2010 Human Lupus Biology
2011 Gender Matters
With LRI funding, Dr. Curiel will explore an intriguing and ambitious hypothesis as to why lupus primarily affects females.
The veteran immunologist and oncologist already has laboratory and animal data to indicate that a pathway called “B7-H1” can lead to failure of critical immune system cells—regulatory T cells (Tregs)—in female but not male mice.
By assessing how “B7-H1” protects the function of Tregs in mice and then in people, he may well uncover, for the first time, a significant mechanism at play in rendering females more likely to develop lupus and other autoimmune illnesses such as multiple sclerosis and rheumatoid arthritis. If correct, potential therapies could follow close behind.

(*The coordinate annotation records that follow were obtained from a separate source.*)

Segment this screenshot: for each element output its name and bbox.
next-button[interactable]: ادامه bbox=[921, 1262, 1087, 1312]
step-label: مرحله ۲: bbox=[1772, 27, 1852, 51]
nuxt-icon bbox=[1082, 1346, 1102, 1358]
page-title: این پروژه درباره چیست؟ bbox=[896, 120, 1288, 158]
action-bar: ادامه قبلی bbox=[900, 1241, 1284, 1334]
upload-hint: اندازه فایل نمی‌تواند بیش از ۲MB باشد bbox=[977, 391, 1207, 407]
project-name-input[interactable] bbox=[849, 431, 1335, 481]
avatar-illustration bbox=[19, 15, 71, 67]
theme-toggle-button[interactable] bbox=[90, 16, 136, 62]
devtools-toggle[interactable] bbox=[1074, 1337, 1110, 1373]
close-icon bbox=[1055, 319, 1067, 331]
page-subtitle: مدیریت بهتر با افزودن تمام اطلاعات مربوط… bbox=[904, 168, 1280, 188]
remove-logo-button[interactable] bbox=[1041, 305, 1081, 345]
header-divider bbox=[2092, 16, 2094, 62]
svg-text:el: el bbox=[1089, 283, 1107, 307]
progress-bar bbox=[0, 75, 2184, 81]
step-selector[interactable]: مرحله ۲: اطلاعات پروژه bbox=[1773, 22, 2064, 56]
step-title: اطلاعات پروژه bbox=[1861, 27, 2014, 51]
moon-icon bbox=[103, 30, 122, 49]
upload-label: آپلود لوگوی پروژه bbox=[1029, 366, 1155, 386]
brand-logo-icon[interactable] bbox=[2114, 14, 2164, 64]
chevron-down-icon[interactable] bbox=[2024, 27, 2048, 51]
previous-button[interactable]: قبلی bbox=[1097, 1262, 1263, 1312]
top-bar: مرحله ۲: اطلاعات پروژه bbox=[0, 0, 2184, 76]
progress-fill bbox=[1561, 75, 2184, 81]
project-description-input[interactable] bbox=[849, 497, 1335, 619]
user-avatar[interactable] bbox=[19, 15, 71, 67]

In 2014 Dr. Curiel received a $1.12 million grant from the Congressionally Directed Medical Research Program of the Department of Defense (DOD) to expands upon the groundbreaking work funded by his 2011 LRI Novel Research Grant to learn why lupus is nine times as prevalent among women than men. With this DOD grant, Dr. Curiel aims to figure out the precise set of hormone signals that allow estrogen to interfere with the body’s healthy immune function, and could lead to an important breakthrough in lupus treatment.
“With new technology we can move much more quickly than we used to in drug development,” he said. “But also, once we understand the pathways of cell signaling, we have a pretty good record of identifying a drug that’s already out there and approved for another use.”